Par ailleurs, l’escalade de la violence et l’insécurité croissante rendent le travail du personnel humanitaire plus difficile et plus dangereux que jamais. Les attaques contre les travailleurs humanitaires se poursuivent. Jusqu'à présent, 34 bénévoles du Croissant-Rouge arabe syrien et 14 membres du personnel de l'ONU ont été tués dans l’exercice de leurs fonctions, et les ambulances et véhicules des Nations unies continuent d'être pris pour cibles).

Les besoins en aide d’urgence, notamment l’aide médicale et l’assistance alimentaire, l’hébergement et le matériel indispensable pour passer l’hiver, se font plus pressants dans tout le pays. Le traitement et l’évacuation des blessés sont une priorité. Les civils qui tentent de fuir les zones de combat ont besoin de toute urgence d’une aide et d’une protection.
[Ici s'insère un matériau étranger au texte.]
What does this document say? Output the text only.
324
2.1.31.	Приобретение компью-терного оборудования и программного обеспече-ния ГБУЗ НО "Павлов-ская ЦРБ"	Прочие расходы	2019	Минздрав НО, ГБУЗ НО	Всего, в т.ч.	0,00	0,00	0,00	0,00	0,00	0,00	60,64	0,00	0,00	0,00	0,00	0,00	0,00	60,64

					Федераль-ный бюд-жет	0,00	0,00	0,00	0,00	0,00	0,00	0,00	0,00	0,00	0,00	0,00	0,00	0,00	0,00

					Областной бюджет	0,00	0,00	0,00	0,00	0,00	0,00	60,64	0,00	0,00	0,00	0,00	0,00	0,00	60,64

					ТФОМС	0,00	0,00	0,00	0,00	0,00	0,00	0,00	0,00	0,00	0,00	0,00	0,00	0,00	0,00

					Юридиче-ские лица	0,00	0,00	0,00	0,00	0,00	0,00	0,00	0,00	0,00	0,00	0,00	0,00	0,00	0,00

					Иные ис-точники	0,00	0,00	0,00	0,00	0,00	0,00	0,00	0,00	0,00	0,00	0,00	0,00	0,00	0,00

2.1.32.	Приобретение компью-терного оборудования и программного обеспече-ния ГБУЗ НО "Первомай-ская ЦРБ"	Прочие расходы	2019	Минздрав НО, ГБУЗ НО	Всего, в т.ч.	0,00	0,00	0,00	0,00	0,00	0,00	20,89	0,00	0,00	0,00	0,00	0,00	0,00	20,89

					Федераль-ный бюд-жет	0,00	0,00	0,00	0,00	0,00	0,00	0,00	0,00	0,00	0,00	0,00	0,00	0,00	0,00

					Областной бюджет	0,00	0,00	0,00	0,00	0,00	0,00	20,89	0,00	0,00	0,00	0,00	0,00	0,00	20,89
Outre ces besoins urgents, la population civile est aussi confrontée à des pénuries de toutes sortes, notamment de carburant, qui se fait de plus en plus rare.
La Commission est en contact permanent avec ses partenaires humanitaires, et coordonne ses activités humanitaires avec les États membres de l’UE et tous les autres principaux donateurs.
Nos priorités sont l’aide aux personnes déplacées en Syrie et l’aide aux réfugiés syriens accueillis dans d’autres pays.
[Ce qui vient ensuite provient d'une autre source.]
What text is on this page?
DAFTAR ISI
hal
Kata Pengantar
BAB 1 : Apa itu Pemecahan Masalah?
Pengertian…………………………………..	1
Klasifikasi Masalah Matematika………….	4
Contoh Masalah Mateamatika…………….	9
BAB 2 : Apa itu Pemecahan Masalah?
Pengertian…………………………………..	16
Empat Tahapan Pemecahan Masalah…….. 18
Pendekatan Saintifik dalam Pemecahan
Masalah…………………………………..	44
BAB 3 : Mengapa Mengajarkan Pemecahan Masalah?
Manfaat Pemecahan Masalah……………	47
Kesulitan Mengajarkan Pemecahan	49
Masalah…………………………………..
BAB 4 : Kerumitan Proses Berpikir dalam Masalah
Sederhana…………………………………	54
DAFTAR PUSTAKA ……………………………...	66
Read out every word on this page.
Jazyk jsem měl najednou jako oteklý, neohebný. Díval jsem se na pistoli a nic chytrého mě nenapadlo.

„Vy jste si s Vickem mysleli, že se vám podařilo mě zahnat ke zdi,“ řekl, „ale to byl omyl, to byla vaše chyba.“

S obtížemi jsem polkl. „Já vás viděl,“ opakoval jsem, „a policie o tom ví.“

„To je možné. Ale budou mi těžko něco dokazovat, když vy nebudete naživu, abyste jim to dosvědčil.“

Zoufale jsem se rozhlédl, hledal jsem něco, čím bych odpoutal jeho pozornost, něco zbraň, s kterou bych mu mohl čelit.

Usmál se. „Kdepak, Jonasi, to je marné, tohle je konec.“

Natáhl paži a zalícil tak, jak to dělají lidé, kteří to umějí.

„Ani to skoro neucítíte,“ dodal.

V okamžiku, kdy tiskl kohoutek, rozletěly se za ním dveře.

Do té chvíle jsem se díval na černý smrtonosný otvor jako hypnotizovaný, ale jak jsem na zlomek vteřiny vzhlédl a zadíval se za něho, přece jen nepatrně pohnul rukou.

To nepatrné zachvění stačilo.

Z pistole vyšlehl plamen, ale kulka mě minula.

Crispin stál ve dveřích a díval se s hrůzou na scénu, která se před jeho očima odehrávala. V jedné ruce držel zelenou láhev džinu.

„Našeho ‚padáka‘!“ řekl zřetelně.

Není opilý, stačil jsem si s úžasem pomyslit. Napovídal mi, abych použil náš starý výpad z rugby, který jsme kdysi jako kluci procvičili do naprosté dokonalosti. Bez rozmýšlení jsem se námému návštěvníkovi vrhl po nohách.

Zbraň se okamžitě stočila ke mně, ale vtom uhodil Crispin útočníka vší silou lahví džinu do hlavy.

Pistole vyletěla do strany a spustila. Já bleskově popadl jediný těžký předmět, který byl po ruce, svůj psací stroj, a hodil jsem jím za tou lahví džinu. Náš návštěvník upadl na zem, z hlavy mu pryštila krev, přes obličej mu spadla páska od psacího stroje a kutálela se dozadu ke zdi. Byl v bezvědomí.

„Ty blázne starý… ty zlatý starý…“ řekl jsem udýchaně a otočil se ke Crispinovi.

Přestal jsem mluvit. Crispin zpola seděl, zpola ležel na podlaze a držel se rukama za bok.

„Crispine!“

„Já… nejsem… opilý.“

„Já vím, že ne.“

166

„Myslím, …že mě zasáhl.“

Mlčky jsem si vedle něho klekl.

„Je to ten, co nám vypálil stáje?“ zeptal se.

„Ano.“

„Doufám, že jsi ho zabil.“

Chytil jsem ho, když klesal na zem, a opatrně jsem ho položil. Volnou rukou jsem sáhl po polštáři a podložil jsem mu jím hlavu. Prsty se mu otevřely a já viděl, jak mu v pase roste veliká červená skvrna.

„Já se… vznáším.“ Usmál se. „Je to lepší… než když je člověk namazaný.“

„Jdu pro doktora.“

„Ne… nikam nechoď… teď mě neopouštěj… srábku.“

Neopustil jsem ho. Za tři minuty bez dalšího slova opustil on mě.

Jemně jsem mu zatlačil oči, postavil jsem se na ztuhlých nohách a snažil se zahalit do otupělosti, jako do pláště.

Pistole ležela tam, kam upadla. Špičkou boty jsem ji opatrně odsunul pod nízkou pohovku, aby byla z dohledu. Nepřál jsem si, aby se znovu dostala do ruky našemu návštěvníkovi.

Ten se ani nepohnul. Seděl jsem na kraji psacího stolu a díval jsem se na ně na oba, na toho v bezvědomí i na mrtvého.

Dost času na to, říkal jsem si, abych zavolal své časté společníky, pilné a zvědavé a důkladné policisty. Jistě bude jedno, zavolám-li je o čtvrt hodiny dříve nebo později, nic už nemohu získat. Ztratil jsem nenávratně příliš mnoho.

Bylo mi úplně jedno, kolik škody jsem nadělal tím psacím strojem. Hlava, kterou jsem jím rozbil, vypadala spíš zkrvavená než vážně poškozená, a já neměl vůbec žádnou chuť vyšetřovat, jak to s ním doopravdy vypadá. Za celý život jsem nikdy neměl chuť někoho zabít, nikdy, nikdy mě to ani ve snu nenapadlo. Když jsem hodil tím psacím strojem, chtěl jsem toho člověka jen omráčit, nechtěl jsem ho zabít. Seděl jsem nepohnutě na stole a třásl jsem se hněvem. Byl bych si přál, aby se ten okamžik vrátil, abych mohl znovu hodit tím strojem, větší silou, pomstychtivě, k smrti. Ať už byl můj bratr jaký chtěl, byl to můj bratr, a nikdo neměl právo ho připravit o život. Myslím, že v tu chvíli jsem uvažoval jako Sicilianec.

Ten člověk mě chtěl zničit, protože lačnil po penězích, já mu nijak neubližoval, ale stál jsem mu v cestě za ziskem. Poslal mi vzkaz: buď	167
En quoi consiste notre aide?

L’Europe est le principal contributeur à la réponse internationale à la crise. La Commission européenne a, depuis la fin de 2011 et en réponse à la crise, mobilisé 615 millions d’euros sous forme d’aide humanitaire à destination de la Syrie et des pays voisins. 868 millions d'euros supplémentaires ont été mobilisés via d'autres instruments communautaires (pour l'éducation, l'aide aux communautés hôtes et aux sociétés locales), portant le financement total issu du budget de l'UE à plus de 1.5 milliard d'euros. Ce montant comprend l’aide supplémentaire de 400 millions d’euros octroyée via le plan global annoncé le 6 juin.

Les États membres de l’UE ont par ailleurs fourni une aide humanitaire de plus de 1.3 millard d’euros aux Syriens touchés par le conflit, portant le total de la contribution européenne à plus de 2.8 milliards d’euros.
Certains États membres (Autriche, Danemark, France, Hongrie, Italie, Luxembourg, Norvège, Slovaquie et Suède) ont aussi apporté une aide matérielle par l’intermédiaire du Centre de réaction d’urgence de l’UE (anciennement Centre de suivi et d’information - MIC).

  • En Syrie, les fonds octroyés par la Commission européenne à des fins humanitaires servent à assurer une aide médicale d’urgence, une protection, une assistance alimentaire-nutritionnelle, l’approvisionnement en eau, l’assainissement et l’hygiène, l’hébergement et les services logistiques.
  • Au-delà de la frontière syrienne, ces fonds permettent de garantir que les personnes qui quittent le pays reçoivent une assistance vitale, notamment des soins de santé, de la nourriture, un abri, des kits d’hygiène, des services d’approvisionnement en eau et d’assainissement, et une protection.
  • À l’heure actuelle, l’aide de l’UE se ventile comme suit: 45 % en Syrie, 21 % en Jordanie et 26 % au Liban, le reste étant réparti entre l’Irak et la Turquie.

Les fonds de l’ECHO sont acheminés par l’intermédiaire de la Croix-Rouge/du mouvement du Croissant-Rouge ainsi que de différentes OING et agences humanitaires de l’ONU, dont le HCR et celles dont le mandat prévoit spécifiquement la protection et une aide aux femmes et enfants, comme l’UNICEF, le FNUAP et Save the Children.